Hye su; duyduğu sözle başını cama çevirip onun kim olduğunu merak etti. Adını bile duymadığı adam şu günlerde düğüne hazırlanıyordu. Şimdi ise düğün hazırlıklarını durdurmuş olmalıydı yâda hala babası adama söylemişti. Bu durumu önemsemedi. Babası yaptığı pisliği temizlemeliydi. Başını cama yasladı. Nereye gittiklerini bile sormak gelmemişti aklına.

O kadar yorgun hissediyordu ki gözleri ağırlaşmaya başladı ne kadar direnirse dirensin gözleri kapanıyordu. İl sung bir dönemeci daha dönüp “burada inebilirsin.” Dedi. Ama alamadığı cevap üzerine dikiz aynasından baktığında kızın uyuduğunu fark etti. Elini uzatıp kıza dokunacağı zaman yüzünü çevreleyen sarı saçlar biraz daha yüzünü kapatıp inilti halinde sayıklamaya başladı.

Acı bir şekilde “anne gitme!” diyordu. Eli havada öylece kala kaldı. Annesi’nin gitmemesi için yalvaran küçük bir kız çocuğu gibi gözüküyordu şimdi. Derin bir nefes alıp arabayı çalıştırdı. Boş yolda ilerlerken kaderlerinin ağları örülmeye başlamıştı.

**

“Bay park…” dedi korumalardan biri elini önünde birleştirmiş utançla adamın karşısın da başını eğiyordu.
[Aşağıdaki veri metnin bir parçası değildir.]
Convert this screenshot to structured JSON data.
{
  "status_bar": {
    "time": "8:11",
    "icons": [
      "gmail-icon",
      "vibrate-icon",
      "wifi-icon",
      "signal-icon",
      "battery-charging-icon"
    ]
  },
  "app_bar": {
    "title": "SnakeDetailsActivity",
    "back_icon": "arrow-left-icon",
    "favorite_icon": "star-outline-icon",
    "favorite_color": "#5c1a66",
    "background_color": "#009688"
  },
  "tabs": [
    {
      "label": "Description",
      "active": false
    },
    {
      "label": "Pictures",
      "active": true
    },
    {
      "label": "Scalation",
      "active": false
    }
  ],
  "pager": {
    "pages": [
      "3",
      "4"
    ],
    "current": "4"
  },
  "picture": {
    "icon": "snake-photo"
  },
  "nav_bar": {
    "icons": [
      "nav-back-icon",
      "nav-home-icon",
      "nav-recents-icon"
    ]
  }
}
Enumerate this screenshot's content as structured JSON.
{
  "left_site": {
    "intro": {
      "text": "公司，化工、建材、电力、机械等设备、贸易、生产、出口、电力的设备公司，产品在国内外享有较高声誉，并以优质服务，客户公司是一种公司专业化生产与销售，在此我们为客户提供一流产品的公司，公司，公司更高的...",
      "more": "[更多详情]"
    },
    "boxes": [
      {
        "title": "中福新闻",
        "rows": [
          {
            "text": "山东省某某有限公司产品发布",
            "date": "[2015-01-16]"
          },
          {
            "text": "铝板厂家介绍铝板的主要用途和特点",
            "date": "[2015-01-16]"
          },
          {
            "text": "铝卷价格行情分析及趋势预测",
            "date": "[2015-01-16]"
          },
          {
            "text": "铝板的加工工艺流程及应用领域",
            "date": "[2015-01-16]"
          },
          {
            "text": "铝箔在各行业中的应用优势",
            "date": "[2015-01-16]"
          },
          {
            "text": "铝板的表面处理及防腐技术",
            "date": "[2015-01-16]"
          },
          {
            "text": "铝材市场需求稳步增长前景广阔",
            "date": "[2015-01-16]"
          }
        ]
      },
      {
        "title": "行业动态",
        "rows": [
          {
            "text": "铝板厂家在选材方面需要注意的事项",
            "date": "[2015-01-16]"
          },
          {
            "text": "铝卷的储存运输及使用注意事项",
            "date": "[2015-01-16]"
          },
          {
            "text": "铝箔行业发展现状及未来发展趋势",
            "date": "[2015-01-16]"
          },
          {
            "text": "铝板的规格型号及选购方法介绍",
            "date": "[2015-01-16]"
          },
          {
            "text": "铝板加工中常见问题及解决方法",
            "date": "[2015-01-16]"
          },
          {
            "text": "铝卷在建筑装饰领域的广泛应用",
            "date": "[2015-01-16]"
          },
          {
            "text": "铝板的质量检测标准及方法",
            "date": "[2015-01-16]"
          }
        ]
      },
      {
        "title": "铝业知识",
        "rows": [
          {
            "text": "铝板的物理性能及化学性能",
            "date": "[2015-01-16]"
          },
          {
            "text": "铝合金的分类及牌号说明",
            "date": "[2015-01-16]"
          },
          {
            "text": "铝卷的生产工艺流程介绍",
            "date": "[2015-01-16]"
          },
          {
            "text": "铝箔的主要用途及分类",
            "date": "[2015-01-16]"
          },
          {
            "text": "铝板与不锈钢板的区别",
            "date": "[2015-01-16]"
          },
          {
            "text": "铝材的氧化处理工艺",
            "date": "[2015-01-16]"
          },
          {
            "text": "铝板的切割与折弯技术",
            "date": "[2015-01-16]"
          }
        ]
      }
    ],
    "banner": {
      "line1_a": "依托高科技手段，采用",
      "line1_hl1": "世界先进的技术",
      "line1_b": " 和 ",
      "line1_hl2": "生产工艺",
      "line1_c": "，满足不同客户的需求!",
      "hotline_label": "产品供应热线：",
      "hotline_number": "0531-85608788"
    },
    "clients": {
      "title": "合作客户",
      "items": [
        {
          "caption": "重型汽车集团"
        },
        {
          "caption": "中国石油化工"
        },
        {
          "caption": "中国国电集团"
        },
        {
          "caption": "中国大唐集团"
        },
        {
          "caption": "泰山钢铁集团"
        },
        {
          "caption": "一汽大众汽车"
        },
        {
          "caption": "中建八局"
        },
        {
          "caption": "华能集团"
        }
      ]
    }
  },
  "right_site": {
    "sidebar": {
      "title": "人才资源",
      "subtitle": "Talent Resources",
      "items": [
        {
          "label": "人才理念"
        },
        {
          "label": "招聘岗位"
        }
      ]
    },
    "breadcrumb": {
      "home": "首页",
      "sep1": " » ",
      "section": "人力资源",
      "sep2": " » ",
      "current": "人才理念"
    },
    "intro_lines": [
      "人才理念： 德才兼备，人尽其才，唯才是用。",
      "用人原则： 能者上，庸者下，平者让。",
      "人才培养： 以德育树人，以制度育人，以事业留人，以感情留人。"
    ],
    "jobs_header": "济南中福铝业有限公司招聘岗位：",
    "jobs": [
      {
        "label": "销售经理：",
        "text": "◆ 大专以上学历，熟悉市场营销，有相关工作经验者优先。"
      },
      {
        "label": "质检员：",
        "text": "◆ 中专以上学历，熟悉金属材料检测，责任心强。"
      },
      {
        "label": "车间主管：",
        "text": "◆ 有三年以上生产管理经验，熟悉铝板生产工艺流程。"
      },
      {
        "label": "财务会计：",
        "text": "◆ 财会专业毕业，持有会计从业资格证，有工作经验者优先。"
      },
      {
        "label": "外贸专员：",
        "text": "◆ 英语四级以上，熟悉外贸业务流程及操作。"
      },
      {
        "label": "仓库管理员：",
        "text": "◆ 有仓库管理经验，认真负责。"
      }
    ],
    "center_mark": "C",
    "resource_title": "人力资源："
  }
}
Adam oturduğu yerden başını çevirip en güvendiği adamlardan birinin ezik hallerine bakarak “ne oldu yine?” dedi. Etrafına bakındığın da hye su2nun etrafta olmadığının farkındaydı. Elindeki fincanı masaya bırakıp “Hye su nerede hala gelinlikle mi uğraşıyor yoksa?” dedi. Ama beklediği cevabın aksini almıştı bay park…

“Efendim üzgünüm bayan park nasıl olduğunu anlayamadığımız bir şekilde aniden ortadan kayboldu.”

Adam duyduğu şeyle ayağa kalkıp sinirle yumruklarını sıktı. Ne demişti şimdi bu? Hye su kaçmış mıydı? Bakışlarına sert bir tutum yükleyip adama döndü.

“Hemen onu bulun! Yanında her kim varsa gözünün yaşına bakmadan öldürün! Hye su’yu bulup hemen buraya getirin. Onun kılına bile zarar gelmesin.” Dedikten sonra ellerini arkada bağlayıp bakışlarını geniş pencereye çevirdi. Sözlerini ev ahaline bakmadan tamamlamıştı.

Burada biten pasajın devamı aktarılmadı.